Faltou quase tudo. Para Rosa e para os seus cinco filhos. “Pãozinho tinha sempre. Agora para outras coisas, passou-se necessidade de muitas coisas. De certas coisas passei fome. Quando dizem que naquele tempo é que era o bom, quem diz isso está bem enganado. Está enganado. Era bom para quem era. Era bom para os capitalistas, mas para os desgraçados dos pobres, sabe Deus.”
O Portugal de Salazar era atrasado, económica e socialmente. A população, e até mais na ruralidade, era atrasada na educação, no acesso à saúde, na alimentação. Os homens, os jovens sobretudo, combateriam em terras de África. Os que lá não combatiam, emigrariam. Sobretudo na ruralidade, sobretudo em Valdosende — uma aldeia que vivia, e subsistia, da agricultura, mas cujas melhores terras agrícolas ficaram submersas pela barragem hidroeléctrica da Caniçada —, os homens tinham de emigrar, para os EUA, a Alemanha, a França e o Luxemburgo. Quando os metodistas lá chegam, viviam na aldeia nem mil habitantes, sendo mais mulheres que homens.
E a revolução que aqui se fez, partiria destas mulheres. Uma importa recordar: Maria da Conceição Pereira, já falecida. Tratavam-na somente por “Maria do Mundo”, porque fora emigrante no Brasil, e era uma das poucas que à época saberia escrever e ler, ficando “Maria do Mundo” responsável pelas cartas de guerra das mulheres de Valdosende e por as ajudar também na correspondência com maridos que estavam emigrados.
Maria era uma devota da igreja católica, uma doméstica, costureira de profissão, mãe de seis crianças. Certo dia decide que haverá de escrever ao Papa Paulo VI sobre o tratamento dos católicos à população, carta essa que será entregue na Nunciatura Apostólica, em Lisboa — porque fora rejeitada em Braga —, e remetida ao Vaticano. Pretende que regresse a igreja a Valdosende, que dali não tirem nem matriz, nem padre, nem cemitério tão pouco. Assinada por seis mulheres, a carta pede que regresse um pároco, qualquer um, “nem que seja velhinho”, que regressem “as novenas, terço, benção e catequese”.

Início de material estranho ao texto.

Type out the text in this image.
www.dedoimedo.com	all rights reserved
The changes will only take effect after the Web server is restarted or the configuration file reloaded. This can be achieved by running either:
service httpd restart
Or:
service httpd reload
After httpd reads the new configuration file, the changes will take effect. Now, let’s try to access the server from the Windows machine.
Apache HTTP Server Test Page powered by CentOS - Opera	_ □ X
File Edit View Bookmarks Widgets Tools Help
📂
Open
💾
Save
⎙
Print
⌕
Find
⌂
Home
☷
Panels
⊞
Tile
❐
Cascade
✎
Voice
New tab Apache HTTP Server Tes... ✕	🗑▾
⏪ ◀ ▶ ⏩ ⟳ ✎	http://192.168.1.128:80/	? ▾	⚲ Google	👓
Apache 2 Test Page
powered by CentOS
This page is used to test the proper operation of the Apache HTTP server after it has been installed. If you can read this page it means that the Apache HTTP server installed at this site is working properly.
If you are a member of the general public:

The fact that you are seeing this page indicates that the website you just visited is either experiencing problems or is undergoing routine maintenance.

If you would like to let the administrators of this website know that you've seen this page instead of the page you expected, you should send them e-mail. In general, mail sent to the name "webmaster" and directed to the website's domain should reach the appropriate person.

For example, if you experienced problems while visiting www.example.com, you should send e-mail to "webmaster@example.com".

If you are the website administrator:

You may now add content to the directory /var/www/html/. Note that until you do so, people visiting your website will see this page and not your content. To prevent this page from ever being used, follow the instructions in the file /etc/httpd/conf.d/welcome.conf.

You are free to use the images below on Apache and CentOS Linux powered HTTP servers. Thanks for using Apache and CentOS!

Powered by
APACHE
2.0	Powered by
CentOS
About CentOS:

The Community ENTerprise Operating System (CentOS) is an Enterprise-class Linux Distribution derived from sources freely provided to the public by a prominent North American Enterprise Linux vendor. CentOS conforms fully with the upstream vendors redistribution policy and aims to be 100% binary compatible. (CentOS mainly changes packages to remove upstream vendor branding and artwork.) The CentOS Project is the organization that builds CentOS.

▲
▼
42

A Secretaria de Estado do Vaticano responde, não a “Maria do Mundo”, mas ao Arcebispo de Braga: estava com ele, “inteiramente”, a decisão, “o critério”, de retirar, ou não, a igreja ao lugar, pois ele é que tinha “o conhecimento das circunstâncias pessoais e locais”. A resposta de Braga ao Vaticano é concludente: o Assento não tinha já interesse, ou centralidade. “Desde há mais de cinquenta anos que vários párocos que têm passado pelo freguesia tentaram, ou pensaram, solucionar a dificuldade da distância enorme a que se encontram a igreja e a residência paroquial para uma maioria de fiéis”, podia ler-se nessa resposta. Resposta na qual o padre António é descrito como alguém que “enfrentou a resistência tenaz dos moradores do lugar” e que, por se terem ouvido os “representantes dos vários lugares” da freguesia de Valdosende, “decidimo-nos pela aprovação da obra projectada”.
A carta de “Maria do Mundo” não resulta. Ou talvez sim. Em represálias imediatas. O próprio irmão ameaça-a e estarão de relações cortadas durante anos. O irmão desta mulher soube da carta pelo padre António, que então já dava a missa no lugar de Paradela, e divulgou, ou denunciou, o nome das seis mulheres que assinavam o texto.
Rosa é, com 91 anos, uma das mulheres da revolução, e conheceu a “Maria do Mundo”. Mas primeiro recorda-nos do marido já falecido. “Ele ainda foi até Braga por algumas vezes, por causa de certos problemas que aqui havia. O meu marido ainda lutou muito à conta de quem era contra nós.” Agora falará das mulheres, de Maria, de si — também Maria como tantas, cunhadas assim pelo catolicismo. “Mas a gente é que se entesou. As mulheres! Os de Braga [arcebispo e vigário] pensavam, com certeza, que só a religião é que era a boa. Mas o que estava destinado a ser, tinha de ser. As nossas mulheres tiveram muita importância. Pois tiveram, muita, muita, muita, muita, porque algumas fincaram-se ali, os maridos não queriam, mas é o que tem de ser!, e eles lá concordaram e depois também foram por caminho igual.”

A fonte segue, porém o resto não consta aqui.